Flail, Britannia — uber-woke UK activists ride to Kamala Harris’ rescue

Brace yourself, America: The British are coming

And not any old Brits. Not the nice ones who will ask for Earl Grey tea instead of coffee and say “Gosh!” when they see your skyscrapers. 

No, the smuggest, most maddening of my countrymen are on their way.

Our most insufferable blowhards are crossing the pond to pester and badger the free men and women of the United States.

It’s an invasion of the snobs. They’re probably giving their index fingers a workout as we speak, all the better to wag them in your faces as they berate you for your “stupidity.”

Yes, scores of activists from Britain’s ruling Labour party have arrived on US soil to campaign for Kamala Harris.

In a now-deleted post on LinkedIn, Labour’s head of operations, Sofia Patel, gloated that 100 current and former party staff are going Stateside to help Harris get to the White House.

And she still had “10 spots available,” she said, for anyone willing to go to North Carolina to do the Dems’ bidding.

It’s a delicious vision — posh, pronoun-declaring, knee-taking leftists from the old colonial power trying to swing the hearts and minds of the hard-working folk of North Carolina. 

They will swarm other swing states, too. Because that’s just what your election was lacking: turbo-smug outsiders with names like Arabella and Jolyon telling you the world will be doomed if you do something dumb like vote for Donald Trump.

The news of this imminent arrival of an infantry of the woke has caused a storm. As well it might.

It is “blatant foreign interference” in our election, thundered Trump.

What’s more, it’s foreign interference from Britain, the country that once had its colonial boot on America’s neck.

No wonder Susie Wiles, co-manager of the Trump-Vance campaign, is in a revolutionary mood.

Americans will reject the overtures of these meddling lefty Brits, she said, just as they rejected “the oppression of big government” back in 1776.

You tell ’em.

Keir Starmer, our Labour prime minister, says it’s a fuss about nothing.

When the Trump campaign filed a complaint with the Federal Election Commission, demanding an “immediate investigation” of Labour’s antics, Sir Keir pleaded for calm.

The Labour activists campaigning for Kamala are “doing it in their spare time,” he said. They’re not being paid by Labour, so it’s fine.

Is it, though? It remains to be seen if the FEC thinks the Kamala camp crossed a line by welcoming the Labour luvvies.

But it is unquestionable that the arrival of these plummy Kamala cheerleaders is an invasion of sorts.

Take it from me, someone who’s rubbed shoulders with many Labour folk over the years: These people are spectacularly snooty about Americans. Especially Americans who support Trump.

They view Trump voters as a moronic mass, dim plebs whose brains have been turned to mush by too much Fox News.

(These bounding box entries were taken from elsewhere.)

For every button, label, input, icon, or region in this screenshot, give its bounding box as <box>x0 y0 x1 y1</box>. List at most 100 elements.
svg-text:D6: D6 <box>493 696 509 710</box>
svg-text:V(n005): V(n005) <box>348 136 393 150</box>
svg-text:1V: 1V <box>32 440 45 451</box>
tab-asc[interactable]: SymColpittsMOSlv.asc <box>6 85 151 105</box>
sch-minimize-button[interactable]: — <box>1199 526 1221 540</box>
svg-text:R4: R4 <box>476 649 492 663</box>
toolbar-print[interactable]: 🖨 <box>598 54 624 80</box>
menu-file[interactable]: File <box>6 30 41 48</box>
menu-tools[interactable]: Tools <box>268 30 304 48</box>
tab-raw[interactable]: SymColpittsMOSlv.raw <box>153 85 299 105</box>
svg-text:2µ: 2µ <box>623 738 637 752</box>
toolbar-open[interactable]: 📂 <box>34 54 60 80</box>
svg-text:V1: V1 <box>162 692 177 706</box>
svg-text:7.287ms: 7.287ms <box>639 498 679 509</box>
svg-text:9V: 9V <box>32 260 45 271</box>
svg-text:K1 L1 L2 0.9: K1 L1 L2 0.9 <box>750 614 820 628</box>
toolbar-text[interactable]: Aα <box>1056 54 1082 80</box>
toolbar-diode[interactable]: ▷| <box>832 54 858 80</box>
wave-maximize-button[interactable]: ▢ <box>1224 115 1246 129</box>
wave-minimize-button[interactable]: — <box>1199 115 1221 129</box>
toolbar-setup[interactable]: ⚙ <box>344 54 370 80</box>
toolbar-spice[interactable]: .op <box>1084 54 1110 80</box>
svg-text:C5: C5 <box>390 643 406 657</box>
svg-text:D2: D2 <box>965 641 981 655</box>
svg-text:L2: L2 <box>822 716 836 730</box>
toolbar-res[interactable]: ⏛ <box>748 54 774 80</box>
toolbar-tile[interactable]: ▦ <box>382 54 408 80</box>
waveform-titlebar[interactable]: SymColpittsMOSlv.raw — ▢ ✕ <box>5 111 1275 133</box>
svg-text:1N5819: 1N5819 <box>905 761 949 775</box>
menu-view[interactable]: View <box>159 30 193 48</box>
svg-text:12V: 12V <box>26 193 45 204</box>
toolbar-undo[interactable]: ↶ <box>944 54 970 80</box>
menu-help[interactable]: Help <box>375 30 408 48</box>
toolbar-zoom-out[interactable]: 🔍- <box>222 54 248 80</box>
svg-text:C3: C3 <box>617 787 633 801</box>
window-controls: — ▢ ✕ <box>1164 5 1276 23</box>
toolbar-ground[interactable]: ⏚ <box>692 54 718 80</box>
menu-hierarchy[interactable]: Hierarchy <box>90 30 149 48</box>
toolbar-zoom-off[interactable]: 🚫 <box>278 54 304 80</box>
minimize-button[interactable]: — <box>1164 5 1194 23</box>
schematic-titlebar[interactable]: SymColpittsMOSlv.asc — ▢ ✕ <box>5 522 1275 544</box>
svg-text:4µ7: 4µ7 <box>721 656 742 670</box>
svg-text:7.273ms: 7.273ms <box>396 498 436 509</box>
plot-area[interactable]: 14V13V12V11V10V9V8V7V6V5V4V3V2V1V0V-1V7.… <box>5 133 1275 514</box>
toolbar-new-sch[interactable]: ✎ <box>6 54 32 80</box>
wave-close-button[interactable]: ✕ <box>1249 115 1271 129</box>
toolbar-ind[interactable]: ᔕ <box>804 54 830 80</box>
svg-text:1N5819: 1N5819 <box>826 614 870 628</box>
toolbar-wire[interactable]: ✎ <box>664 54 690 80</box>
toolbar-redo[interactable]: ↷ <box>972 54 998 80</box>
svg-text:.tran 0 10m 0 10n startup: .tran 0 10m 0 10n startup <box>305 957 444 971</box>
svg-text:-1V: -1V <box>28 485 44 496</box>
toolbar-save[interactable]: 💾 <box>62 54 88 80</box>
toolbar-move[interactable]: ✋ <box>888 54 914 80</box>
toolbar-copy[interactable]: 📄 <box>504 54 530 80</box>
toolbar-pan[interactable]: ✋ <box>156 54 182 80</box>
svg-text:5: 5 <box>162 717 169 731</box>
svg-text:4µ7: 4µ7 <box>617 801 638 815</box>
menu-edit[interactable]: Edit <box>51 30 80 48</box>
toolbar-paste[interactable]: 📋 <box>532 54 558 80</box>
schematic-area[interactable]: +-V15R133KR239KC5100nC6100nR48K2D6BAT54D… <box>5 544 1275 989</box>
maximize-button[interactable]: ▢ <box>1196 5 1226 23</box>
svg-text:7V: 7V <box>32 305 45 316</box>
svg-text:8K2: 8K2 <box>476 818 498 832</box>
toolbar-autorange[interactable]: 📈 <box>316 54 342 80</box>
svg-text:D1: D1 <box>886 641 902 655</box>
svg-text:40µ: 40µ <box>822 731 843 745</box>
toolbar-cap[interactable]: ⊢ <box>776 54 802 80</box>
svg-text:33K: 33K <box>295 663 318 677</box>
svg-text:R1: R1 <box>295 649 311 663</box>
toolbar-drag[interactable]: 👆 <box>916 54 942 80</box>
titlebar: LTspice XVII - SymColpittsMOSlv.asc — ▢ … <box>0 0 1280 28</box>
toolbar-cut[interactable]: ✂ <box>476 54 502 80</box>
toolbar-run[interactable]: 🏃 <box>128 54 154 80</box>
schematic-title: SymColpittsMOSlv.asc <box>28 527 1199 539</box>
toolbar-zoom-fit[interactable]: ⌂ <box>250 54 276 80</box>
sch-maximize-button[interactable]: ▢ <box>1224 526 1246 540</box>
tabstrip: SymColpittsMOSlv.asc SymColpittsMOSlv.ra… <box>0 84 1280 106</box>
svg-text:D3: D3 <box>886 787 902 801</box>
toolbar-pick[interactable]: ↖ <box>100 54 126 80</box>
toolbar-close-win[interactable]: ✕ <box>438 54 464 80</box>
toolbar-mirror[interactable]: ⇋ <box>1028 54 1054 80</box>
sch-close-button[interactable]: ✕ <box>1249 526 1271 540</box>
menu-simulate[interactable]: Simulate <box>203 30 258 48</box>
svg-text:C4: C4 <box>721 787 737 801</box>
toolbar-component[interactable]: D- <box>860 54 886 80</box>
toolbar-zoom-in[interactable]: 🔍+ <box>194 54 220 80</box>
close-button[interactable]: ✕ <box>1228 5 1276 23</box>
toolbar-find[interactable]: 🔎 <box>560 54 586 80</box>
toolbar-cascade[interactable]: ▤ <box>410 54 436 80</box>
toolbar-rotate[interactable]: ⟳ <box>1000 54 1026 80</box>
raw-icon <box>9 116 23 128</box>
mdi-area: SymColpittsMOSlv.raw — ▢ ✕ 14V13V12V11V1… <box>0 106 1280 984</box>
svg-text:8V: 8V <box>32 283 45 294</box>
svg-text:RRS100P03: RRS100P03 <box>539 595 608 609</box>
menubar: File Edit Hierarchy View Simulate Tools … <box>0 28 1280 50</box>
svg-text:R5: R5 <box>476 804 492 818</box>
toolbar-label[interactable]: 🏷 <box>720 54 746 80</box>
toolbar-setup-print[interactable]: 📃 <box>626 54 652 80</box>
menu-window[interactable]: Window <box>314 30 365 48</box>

As for Trump himself — they say the maddest things about him.

David Lammy, now Starmer’s foreign secretary, once branded Trump a “neo-Nazi-sympathizing sociopath.”

He made this unhinged slur in 2018, two years after Trump had been voted into the White House by 63 million Americans.

This is what Labour’s top dogs think of Trump voters: that they’re such dunces, they will witlessly put a “new Hitler” in power.

Then there’s Sadiq Khan, Labour’s pipsqueak woke mayor of London.

The language Trump uses to rally his supporters is reminiscent of “the fascists of the 20th century,” he once moaned.

These people really do view Trump supporters as lemmings marshaled this way and that by their demagogic orange overlord. It drips with condescension.

Trump gives as good as gets, of course.

After yet more badmouthing from Khan in 2019, Trump branded him a “stone cold loser” and said he’s just like the “incompetent” former New York Mayor Bill de Blasio, “only half his height.” Oh, snap.

If anything, Labour’s grassroots activists are even more sneering than the likes of Lammy and Khan.

They’re a kind of woke aristocracy, always looking down their noses at idiot Brits who voted for Brexit and dense Yanks who love Trump.

Like the old colonial rulers, they view Americans as too dumb to run their own affairs. Apparently you need to be enlightened by blue-haired Oxford grads from overseas.

The good news is you don’t need a revolution to see off these British irritants. Just ask them: “What is a woman?”

Seriously, this question is Kryptonite to the woke weirdos of the new left who think there are 72 genders, and that you can have a penis and be a woman. 

I asked it of every Labour activist who knocked on my door during our general election in July. And all were reduced to gibbering wrecks.

So, swing-state voters, no need to dust off your muskets to expel the invading Brits — just blind them with science.

Brendan O’Neill is chief political writer for the British online magazine spiked.